Respecting the environment means many things when you are traveling to Antarctica.

First, it means figuring out what to pack! It is summer now in Antarctica, and the Antarctic Peninsula, where we will be, may experience sunny days with highs in the range of 40-50 degrees F, or the weather could be more like a blizzard with freezing temperatures. So, we will be packing lots of layers! And since we will be taking excursions in Zodiacs and Special Operations boats, we have to be prepared for water spray, wind and possible sunburn (really – from the reflection off the water on sunny days). So, more packing – waterproof gloves, goggles, gaitors (not scarves because they blow off in the wind), waterproof phone cases, sunscreen, etc…. And finally, we will need some lighter weight clothes for our stop in Buenos Aires on the way, and for the time we spend onboard the cruise ship. Getting all that into our suitcases will be a challenge!

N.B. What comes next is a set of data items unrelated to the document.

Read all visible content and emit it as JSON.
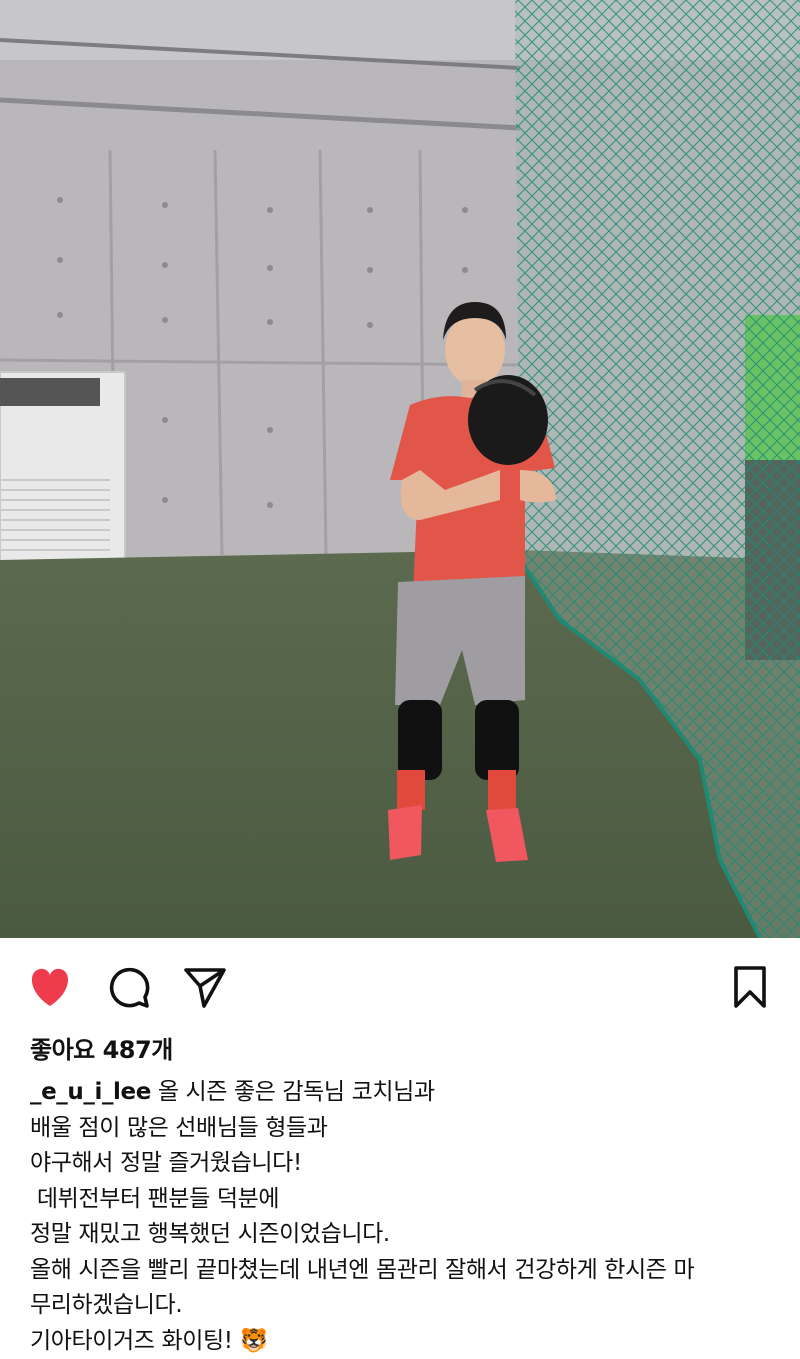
{
  "post": {
    "image_description_icon": "photo",
    "actions": {
      "like_icon": "heart-filled-icon",
      "comment_icon": "comment-icon",
      "share_icon": "send-icon",
      "save_icon": "bookmark-icon",
      "liked": true,
      "like_color": "#ee3c4d"
    },
    "likes_label": "좋아요 487개",
    "caption": {
      "username": "_e_u_i_lee",
      "first_line_rest": " 올 시즌 좋은 감독님 코치님과",
      "lines": [
        "배울 점이 많은 선배님들 형들과",
        "야구해서 정말 즐거웠습니다!",
        " 데뷔전부터 팬분들 덕분에",
        "정말 재밌고 행복했던 시즌이었습니다.",
        "올해 시즌을 빨리 끝마쳤는데 내년엔 몸관리 잘해서 건강하게 한시즌 마",
        "무리하겠습니다."
      ],
      "last_line": "기아타이거즈 화이팅! ",
      "emoji": "🐯"
    }
  }
}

Respect the environment also means being a responsible visitor to Antarctica. Antarctica is a nearly pristine environment and it is extremely important not to bring any non-native species onto the land. It is recommended that all clothing be washed before packing to ensure no dirt (that may have microbes in it), seeds, insects or other living things are transported into Antarctica. Boots should be cleaned before each visit to shore (the ship has a method for that which they strictly enforce). And while on land, stay to the marked trails and don’t approach the wildlife (our excursion guides will ensure that). And definitely don’t leave any trash behind. In other words, “take only memories, leave only footprints” (Chief Seattle)

(See the Antarctic Folder on the More Information page for the “Don’t Pack a Pest” flier from IAATO)

And finally, think about respect for the environment in a larger context. Decisions we make every day impact our planet, including Antarctica. Remember the ozone hole over Antarctica? It grew because of man-made chemicals, used in refrigeration, were released into the air, and it is now beginning to shrink because that chemical was banned from use. And, sadly, microplastics can now be found in the ocean water around antarctica, carried there by ocean currents from more populated areas. This is a reminder that the day-to-day decisions that we make can have a wide-ranging impact.